- Relator(a)
- Ministro Messod Azulay Neto
- Órgão julgador
- Quinta Turma
- Data do julgamento
- 17/09/2025
- Data de publicação
- 23/09/2025
STJ – Acórdão, Rel. Ministro Messod Azulay Neto, Quinta Turma, j. 17/09/2025, p. 23/09/2025
Direito processual penal. Agravo regimental. Prisão preventiva. Manutenção da decisão. Agravo não provido. I. Caso em exame 1. Agravo regimental interposto contra decisão que denegou ordem de habeas corpus, mantendo a prisão preventiva do agravante pela suposta prática do crime de tráfico de drogas. 2. Fato relevante. Durante patrulhamento, policiais abordaram o agravante, que estava saindo do mato com uma sacola contendo 635,2 gramas de cocaína. Em sua residência, foram encontrados R$ 2.611,00 e um celular. 3. As decisões anteriores. O Tribunal de Justiça de São Paulo denegou a ordem de habeas corpus, e a decisão foi mantida monocraticamente nesta Corte.

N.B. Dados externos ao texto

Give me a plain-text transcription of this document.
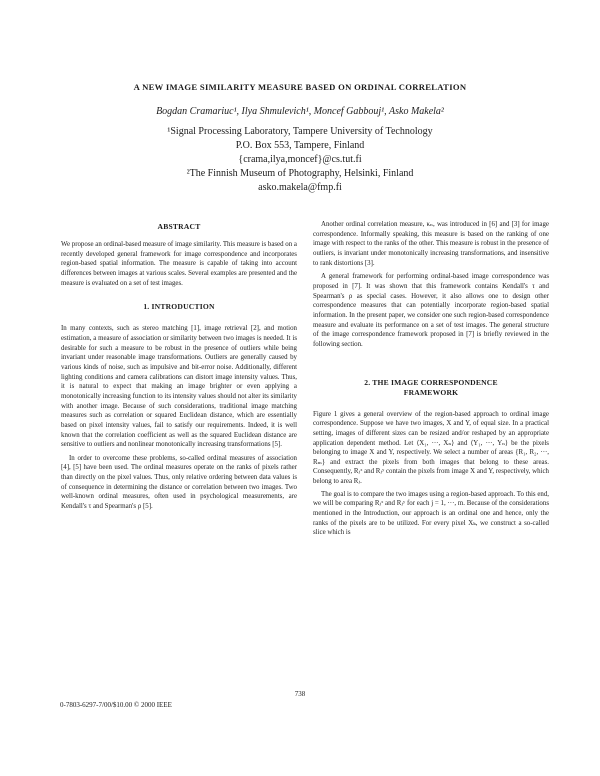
A NEW IMAGE SIMILARITY MEASURE BASED ON ORDINAL CORRELATION
Bogdan Cramariuc¹, Ilya Shmulevich¹, Moncef Gabbouj¹, Asko Makela²
¹Signal Processing Laboratory, Tampere University of Technology
P.O. Box 553, Tampere, Finland
{crama,ilya,moncef}@cs.tut.fi
²The Finnish Museum of Photography, Helsinki, Finland
asko.makela@fmp.fi
ABSTRACT

We propose an ordinal-based measure of image similarity. This measure is based on a recently developed general framework for image correspondence and incorporates region-based spatial information. The measure is capable of taking into account differences between images at various scales. Several examples are presented and the measure is evaluated on a set of test images.

1. INTRODUCTION

In many contexts, such as stereo matching [1], image retrieval [2], and motion estimation, a measure of association or similarity between two images is needed. It is desirable for such a measure to be robust in the presence of outliers while being invariant under reasonable image transformations. Outliers are generally caused by various kinds of noise, such as impulsive and bit-error noise. Additionally, different lighting conditions and camera calibrations can distort image intensity values. Thus, it is natural to expect that making an image brighter or even applying a monotonically increasing function to its intensity values should not alter its similarity with another image. Because of such considerations, traditional image matching measures such as correlation or squared Euclidean distance, which are essentially based on pixel intensity values, fail to satisfy our requirements. Indeed, it is well known that the correlation coefficient as well as the squared Euclidean distance are sensitive to outliers and nonlinear monotonically increasing transformations [5].

In order to overcome these problems, so-called ordinal measures of association [4], [5] have been used. The ordinal measures operate on the ranks of pixels rather than directly on the pixel values. Thus, only relative ordering between data values is of consequence in determining the distance or correlation between two images. Two well-known ordinal measures, often used in psychological measurements, are Kendall's τ and Spearman's ρ [5].

Another ordinal correlation measure, κₙ, was introduced in [6] and [3] for image correspondence. Informally speaking, this measure is based on the ranking of one image with respect to the ranks of the other. This measure is robust in the presence of outliers, is invariant under monotonically increasing transformations, and insensitive to rank distortions [3].

A general framework for performing ordinal-based image correspondence was proposed in [7]. It was shown that this framework contains Kendall's τ and Spearman's ρ as special cases. However, it also allows one to design other correspondence measures that can potentially incorporate region-based spatial information. In the present paper, we consider one such region-based correspondence measure and evaluate its performance on a set of test images. The general structure of the image correspondence framework proposed in [7] is briefly reviewed in the following section.

2. THE IMAGE CORRESPONDENCE
FRAMEWORK

Figure 1 gives a general overview of the region-based approach to ordinal image correspondence. Suppose we have two images, X and Y, of equal size. In a practical setting, images of different sizes can be resized and/or reshaped by an appropriate application dependent method. Let ⟨X₁, ···, Xₙ⟩ and ⟨Y₁, ···, Yₙ⟩ be the pixels belonging to image X and Y, respectively. We select a number of areas {R₁, R₂, ···, Rₘ} and extract the pixels from both images that belong to these areas. Consequently, Rⱼˣ and Rⱼʸ contain the pixels from image X and Y, respectively, which belong to area Rⱼ.

The goal is to compare the two images using a region-based approach. To this end, we will be comparing Rⱼˣ and Rⱼʸ for each j = 1, ···, m. Because of the considerations mentioned in the Introduction, our approach is an ordinal one and hence, only the ranks of the pixels are to be utilized. For every pixel Xₖ, we construct a so-called slice which is

738
0-7803-6297-7/00/$10.00 © 2000 IEEE
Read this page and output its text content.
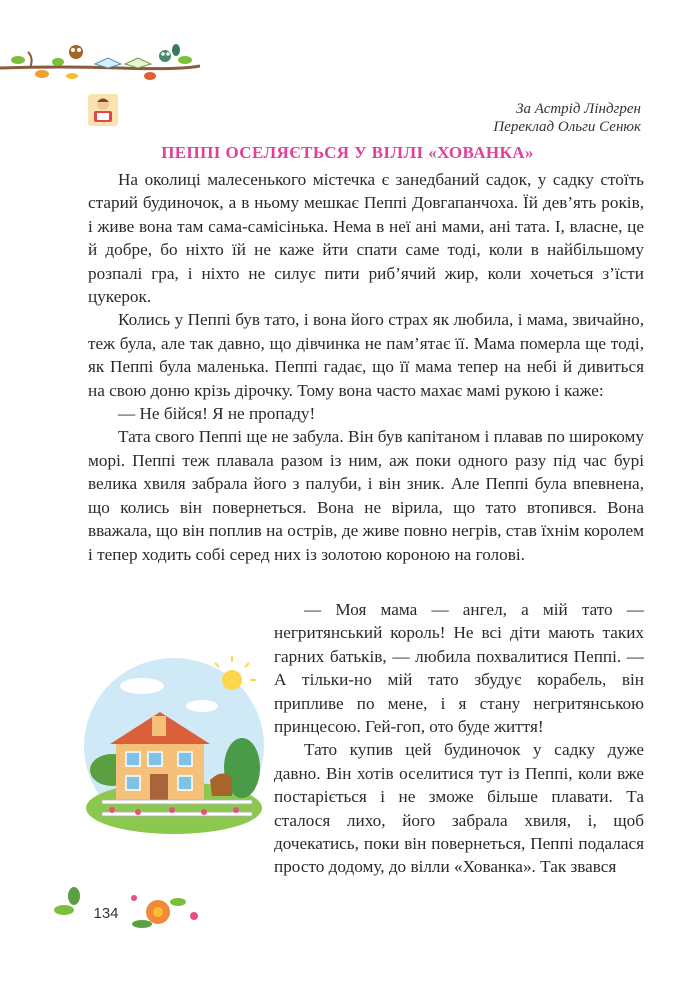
За Астрід Ліндгрен
Переклад Ольги Сенюк
ПЕППІ ОСЕЛЯЄТЬСЯ У ВІЛЛІ «ХОВАНКА»

На околиці малесенького містечка є занедбаний садок, у садку стоїть старий будиночок, а в ньому мешкає Пеппі Довгапанчоха. Їй дев’ять років, і живе вона там сама-самісінька. Нема в неї ані мами, ані тата. І, власне, це й добре, бо ніхто їй не каже йти спати саме тоді, коли в найбільшому розпалі гра, і ніхто не силує пити риб’ячий жир, коли хочеться з’їсти цукерок.

Колись у Пеппі був тато, і вона його страх як любила, і мама, звичайно, теж була, але так давно, що дівчинка не пам’ятає її. Мама померла ще тоді, як Пеппі була маленька. Пеппі гадає, що її мама тепер на небі й дивиться на свою доню крізь дірочку. Тому вона часто махає мамі рукою і каже:

— Не бійся! Я не пропаду!

Тата свого Пеппі ще не забула. Він був капітаном і плавав по широкому морі. Пеппі теж плавала разом із ним, аж поки одного разу під час бурі велика хвиля забрала його з палуби, і він зник. Але Пеппі була впевнена, що колись він повернеться. Вона не вірила, що тато втопився. Вона вважала, що він поплив на острів, де живе повно негрів, став їхнім королем і тепер ходить собі серед них із золотою короною на голові.

— Моя мама — ангел, а мій тато — негритянський король! Не всі діти мають таких гарних батьків, — любила похвалитися Пеппі. — А тільки-но мій тато збудує корабель, він припливе по мене, і я стану негритянською принцесою. Гей-гоп, ото буде життя!

Тато купив цей будиночок у садку дуже давно. Він хотів оселитися тут із Пеппі, коли вже постаріється і не зможе більше плавати. Та сталося лихо, його забрала хвиля, і, щоб дочекатись, поки він повернеться, Пеппі подалася просто додому, до вілли «Хованка». Так звався

134
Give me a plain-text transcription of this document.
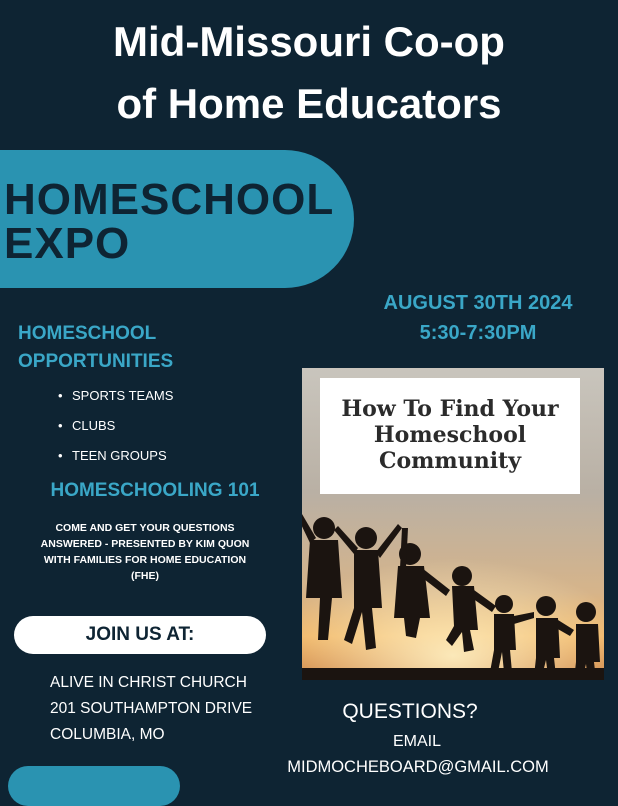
Mid-Missouri Co-op
of Home Educators
HOMESCHOOL
EXPO
AUGUST 30TH 2024
5:30-7:30PM
HOMESCHOOL
OPPORTUNITIES
• SPORTS TEAMS
• CLUBS
• TEEN GROUPS
HOMESCHOOLING 101
COME AND GET YOUR QUESTIONS
ANSWERED - PRESENTED BY KIM QUON
WITH FAMILIES FOR HOME EDUCATION
(FHE)
JOIN US AT:
ALIVE IN CHRIST CHURCH
201 SOUTHAMPTON DRIVE
COLUMBIA, MO
How To Find Your
Homeschool
Community
QUESTIONS?
EMAIL
MIDMOCHEBOARD@GMAIL.COM
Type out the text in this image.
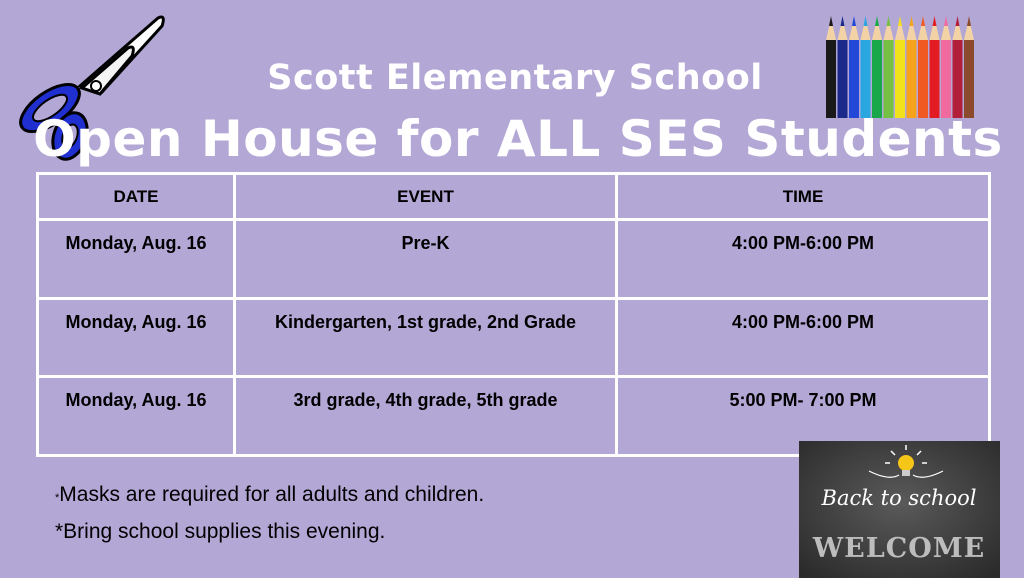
Scott Elementary School
Open House for ALL SES Students
DATE	EVENT	TIME
Monday, Aug. 16	Pre-K	4:00 PM-6:00 PM
Monday, Aug. 16	Kindergarten, 1st grade, 2nd Grade	4:00 PM-6:00 PM
Monday, Aug. 16	3rd grade, 4th grade, 5th grade	5:00 PM- 7:00 PM
*Masks are required for all adults and children.
*Bring school supplies this evening.
Back to school
WELCOME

II. Questão em discussão 4. A questão em discussão consiste em saber se há fundamentação idônea para a manutenção da prisão preventiva do agravante, considerando a quantidade de droga apreendida e seus antecedentes criminais. 5. A questão em discussão também envolve a legalidade da busca pessoal e domiciliar realizada sem mandado judicial, com base em fundadas suspeitas de tráfico de drogas. III. Razões de decidir 6. A prisão preventiva encontra-se fundamentada em dados concretos que evidenciam a necessidade de garantia da ordem pública, especialmente pela quantidade de droga apreendida e pela reincidência específica do agravante. 7. A busca pessoal e domiciliar foi considerada legal, pois as circunstâncias indicavam fundadas suspeitas de tráfico de drogas, justificando a ação policial. 8. Não há comprovação de que o agravante seja imprescindível aos cuidados de sua filha, não havendo ilegalidade na negativa de prisão domiciliar. IV. Dispositivo e tese 9. Agravo não provido. Tese de julgamento: "1. A prisão preventiva é justificada pela quantidade de droga apreendida e pela reincidência específica do agravante. 2. A busca pessoal e domiciliar sem mandado judicial é válida quando há fundadas suspeitas de tráfico de drogas. 3. A concessão de prisão domiciliar não é automática e depende da comprovação da imprescindibilidade do agravante aos cuidados de sua filha". Dispositivos relevantes citados: CF/1988, art. 5º, XI. Jurisprudência relevante citada: STF, RE 603.616/RO, Rel. Min. Gilmar Mendes, Tribunal Pleno, DJe de 10/5/2016; STJ, AgRg no HC 896.195/SP, Rel. Min. Jesuíno Rissato, Sexta Turma, DJe de 19/6/2024. (AgRg no HC n. 1.011.218/SP, relator Ministro Messod Azulay Neto, Quinta Turma, julgado em 17/9/2025, DJEN de 23/9/2025.)